Sechzehn Morde gingen auf sein Konto. Er war dreiunddreißig Jahre alt, verheiratet, Vater von zwei kleinen Kindern. Zusammen mit seiner Familie und seiner Schwiegermutter, die pflegebedürftig war, lebte er in Queens, New York. Er war ein angesehener Geschäftsmann, der für eine Software-Firma in der Weltgeschichte umherreiste. Er lebte bescheiden und war den Behörden noch nie aufgefallen. Als sehr junger Mann hatte er sich von seinem Onkel überreden lassen, sein berufliches Tätigkeitsfeld auszuweiten. Ein erfahrener Vietnamveteran war sein Lehrmeister gewesen, der ihm das notwendige Handwerkszeug mitgegeben hatte. Bei seinem ersten Opfer hatte es sich um einen säumigen Schuldner aus New Jersey gehandelt, den er aus nächster Nähe erschossen hatte, als der Mann in seinen Wagen steigen wollte, um zur Arbeit zu fahren. Mit diesem ersten Mord hatte er seine Bewährungsprobe bestanden und war mit weiteren Aufträgen belohnt worden. Seine Arbeitgeber nannten ihn Mike, weil er eine irische Mutter hatte. Er war ein guter Sohn gewesen, der seinen Eltern trotz der gewalttätigen Nachbarschaft, in der er aufgewachsen war, nie Schwierigkeiten bereitet hatte. Ein folgsames Kind, das pflichtbewußt seine Schularbeiten erledigt hatte. Später hatte er sich zu einem zuverlässigen Ehemann und Vater entwickelt, einem Familienoberhaupt, das sich auch liebevoll um die kranke Schwiegermutter kümmerte. Das Töten beeindruckte ihn nicht, reine Nebensache. Er war weder nervös oder aufgeregt, noch plagten ihn Gewissensbisse. Er betrachtete den Vorgang als Job, bei dem man sehr viel Geld verdienen konnte – je nachdem, wieviel Aufwand und persönliches Risiko mit einem Fall verbunden waren. So hatte er für den Tod eines Clanchefs aus Los Angeles, den er mit einer Autobombe erledigt hatte, einen Toppreis verlangen können. Mike war ein reicher Mann, der noch eine lange Berufskarriere vor sich hatte. Er lebte gesund, mied Alkohol und Zigaretten und trieb dreimal in der Woche Sport, um sich fit zu halten.

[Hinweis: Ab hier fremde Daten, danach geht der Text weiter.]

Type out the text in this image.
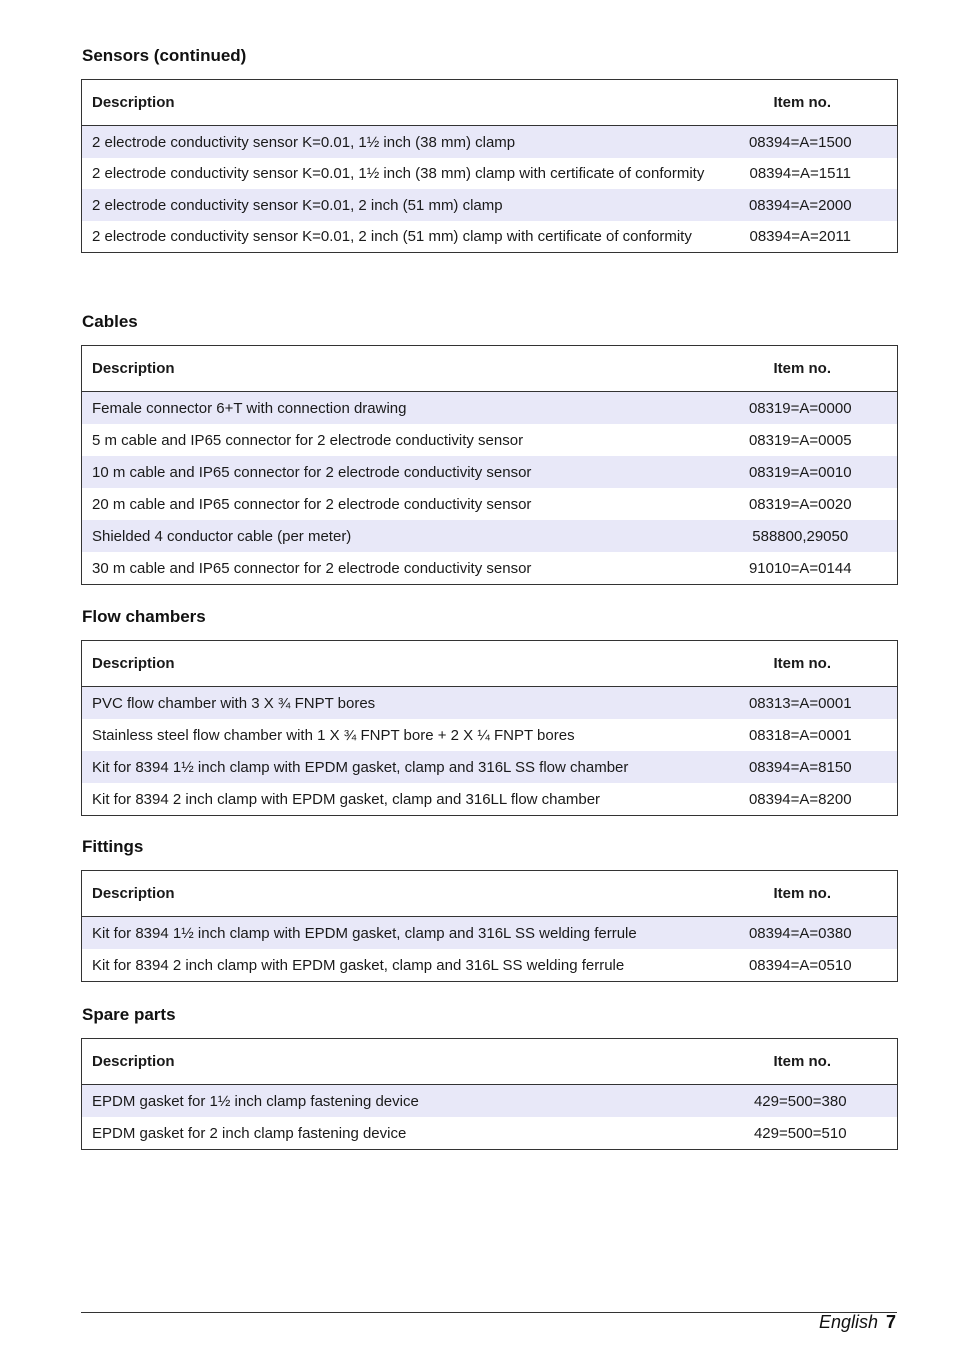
Sensors (continued)
Description	Item no.
2 electrode conductivity sensor K=0.01, 1½ inch (38 mm) clamp	08394=A=1500
2 electrode conductivity sensor K=0.01, 1½ inch (38 mm) clamp with certificate of conformity	08394=A=1511
2 electrode conductivity sensor K=0.01, 2 inch (51 mm) clamp	08394=A=2000
2 electrode conductivity sensor K=0.01, 2 inch (51 mm) clamp with certificate of conformity	08394=A=2011
Cables
Description	Item no.
Female connector 6+T with connection drawing	08319=A=0000
5 m cable and IP65 connector for 2 electrode conductivity sensor	08319=A=0005
10 m cable and IP65 connector for 2 electrode conductivity sensor	08319=A=0010
20 m cable and IP65 connector for 2 electrode conductivity sensor	08319=A=0020
Shielded 4 conductor cable (per meter)	588800,29050
30 m cable and IP65 connector for 2 electrode conductivity sensor	91010=A=0144
Flow chambers
Description	Item no.
PVC flow chamber with 3 X ¾ FNPT bores	08313=A=0001
Stainless steel flow chamber with 1 X ¾ FNPT bore + 2 X ¼ FNPT bores	08318=A=0001
Kit for 8394 1½ inch clamp with EPDM gasket, clamp and 316L SS flow chamber	08394=A=8150
Kit for 8394 2 inch clamp with EPDM gasket, clamp and 316LL flow chamber	08394=A=8200
Fittings
Description	Item no.
Kit for 8394 1½ inch clamp with EPDM gasket, clamp and 316L SS welding ferrule	08394=A=0380
Kit for 8394 2 inch clamp with EPDM gasket, clamp and 316L SS welding ferrule	08394=A=0510
Spare parts
Description	Item no.
EPDM gasket for 1½ inch clamp fastening device	429=500=380
EPDM gasket for 2 inch clamp fastening device	429=500=510
English 7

Er hatte den Londoner Auftrag übernommen. Das Geschlecht des Opfers interessierte ihn nicht. Auch die Methoden, die er anwenden sollte, waren ihm relativ gleichgültig. Zumeist konnte er selbst bestimmen, wie er im konkreten Fall vorging. Manchmal hatte er sich für Unfälle entschieden, in anderen Fällen für Raub- oder Sexualmord. Gelegentlich wurde eine einfache Hinrichtung verlangt, wenn unbequeme Gegenspieler abgeschreckt werden sollten. Ihn plagten keinerlei Skrupel. Seine Taten hatten ihn noch keine schlaflosen Nächte gekostet.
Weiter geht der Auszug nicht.